On pancreas sections from e17.5 embryos with the genotypes shown at the left, immunofluorescence costaining was performed for ChromograninA (ChromoA, red, a - f, green k, l), Synaptophysin (Syn, red, g, h), insulin (green, a, b), glucagon (green, c, d), somatostatin (Sst, green, e, f), ghrelin (green g, h), Nkx6.1 (red in i - l), and pancreatic polypeptide (Ppy, green, k, l). Quantification of cells expressing Ppy and Nkx6.1 is shown in Supplementary Table S3. Scale bars, 25 μm.

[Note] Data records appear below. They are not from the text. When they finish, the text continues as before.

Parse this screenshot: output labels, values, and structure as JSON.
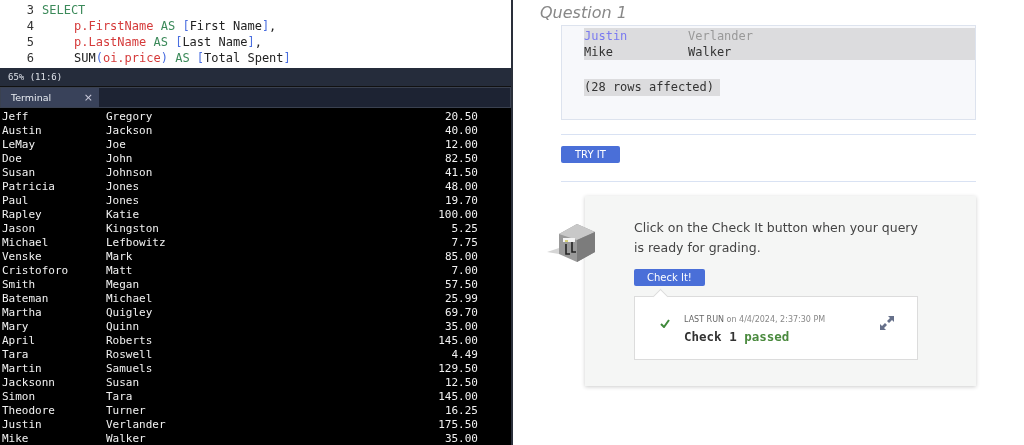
{
  "editor": {
    "lines": [
      {
        "number": "3",
        "tokens": [
          {
            "text": "SELECT",
            "kind": "keyword"
          }
        ],
        "children": [
          {
            "number": "4",
            "tokens": [
              {
                "text": "p.FirstName",
                "kind": "identifier"
              },
              {
                "text": " AS ",
                "kind": "keyword"
              },
              {
                "text": "[",
                "kind": "bracket"
              },
              {
                "text": "First Name",
                "kind": "plain"
              },
              {
                "text": "]",
                "kind": "bracket"
              },
              {
                "text": ",",
                "kind": "plain"
              }
            ]
          },
          {
            "number": "5",
            "tokens": [
              {
                "text": "p.LastName",
                "kind": "identifier"
              },
              {
                "text": " AS ",
                "kind": "keyword"
              },
              {
                "text": "[",
                "kind": "bracket"
              },
              {
                "text": "Last Name",
                "kind": "plain"
              },
              {
                "text": "]",
                "kind": "bracket"
              },
              {
                "text": ",",
                "kind": "plain"
              }
            ]
          },
          {
            "number": "6",
            "tokens": [
              {
                "text": "SUM",
                "kind": "plain"
              },
              {
                "text": "(",
                "kind": "bracket"
              },
              {
                "text": "oi.price",
                "kind": "identifier"
              },
              {
                "text": ")",
                "kind": "bracket"
              },
              {
                "text": " AS ",
                "kind": "keyword"
              },
              {
                "text": "[",
                "kind": "bracket"
              },
              {
                "text": "Total Spent",
                "kind": "plain"
              },
              {
                "text": "]",
                "kind": "bracket"
              }
            ]
          }
        ]
      }
    ]
  },
  "status_bar": "65%  (11:6)",
  "terminal": {
    "tab": {
      "label": "Terminal",
      "close": "×"
    },
    "rows": [
      [
        "Jeff",
        "Gregory",
        "20.50"
      ],
      [
        "Austin",
        "Jackson",
        "40.00"
      ],
      [
        "LeMay",
        "Joe",
        "12.00"
      ],
      [
        "Doe",
        "John",
        "82.50"
      ],
      [
        "Susan",
        "Johnson",
        "41.50"
      ],
      [
        "Patricia",
        "Jones",
        "48.00"
      ],
      [
        "Paul",
        "Jones",
        "19.70"
      ],
      [
        "Rapley",
        "Katie",
        "100.00"
      ],
      [
        "Jason",
        "Kingston",
        "5.25"
      ],
      [
        "Michael",
        "Lefbowitz",
        "7.75"
      ],
      [
        "Venske",
        "Mark",
        "85.00"
      ],
      [
        "Cristoforo",
        "Matt",
        "7.00"
      ],
      [
        "Smith",
        "Megan",
        "57.50"
      ],
      [
        "Bateman",
        "Michael",
        "25.99"
      ],
      [
        "Martha",
        "Quigley",
        "69.70"
      ],
      [
        "Mary",
        "Quinn",
        "35.00"
      ],
      [
        "April",
        "Roberts",
        "145.00"
      ],
      [
        "Tara",
        "Roswell",
        "4.49"
      ],
      [
        "Martin",
        "Samuels",
        "129.50"
      ],
      [
        "Jacksonn",
        "Susan",
        "12.50"
      ],
      [
        "Simon",
        "Tara",
        "145.00"
      ],
      [
        "Theodore",
        "Turner",
        "16.25"
      ],
      [
        "Justin",
        "Verlander",
        "175.50"
      ],
      [
        "Mike",
        "Walker",
        "35.00"
      ]
    ]
  },
  "question": {
    "title": "Question 1",
    "result": {
      "rows": [
        [
          "Justin",
          "Verlander"
        ],
        [
          "Mike",
          "Walker"
        ]
      ],
      "footer": "(28 rows affected)"
    },
    "try_button": "TRY IT",
    "check": {
      "instruction": "Click on the Check It button when your query is ready for grading.",
      "button": "Check It!",
      "last_run": {
        "label": "LAST RUN",
        "time": "on 4/4/2024, 2:37:30 PM",
        "passed": true,
        "check": "Check 1",
        "status": "passed"
      }
    }
  }
}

Figure 5. Function of the human Rfx6 protein

In a and c, DNA binding of the human in vitro-translated proteins shown above each lane to the double-stranded, radiolabeled oligonucleotide HBV X-box probe was tested by electromobility shift assay (EMSA). In a, combined proteins were co-translated, and probe bound by the heterodimer partners has a mobility between that of the two homodimers. Truncated proteins Rfx3T1 and Rfx3T2 have the first 119 and 160 amino-terminal amino acids removed respectively, but retain the DNA-binding and dimerization domains. In vitro-translated luciferase is included as a negative control. A close-up view of a longer gel is shown in Supplementary Fig. S10a. In b, mouse pancreatic ductal mPac L20 cells were co-transfected with a DNA plasmid containing the reporter constructs shown and another expressing the RFX cDNAs shown, luciferase reporter expression was assayed for each combination. *p = 0.0026 vs. “no cDNA”, 0.0024 vs. Rfx3 alone, and 0.011 vs. Rfx6 alone by two-tailed Student’s t test. In c, a schematic shows the proposed interactions, either direct or indirect, of several transcription factors during pancreas development. In d, increasing amounts of the in vitro-translated human Rfx6 wild type and R181Q and S217P mutant proteins were assayed for binding to the X-box DNA probe. Efficiency of mutant protein production is demonstrated in Supplementary Fig. S10b. In e, mutations found in patients are indicated on a map of the RFX6 gene. All mutations were homozygous except for proband 3.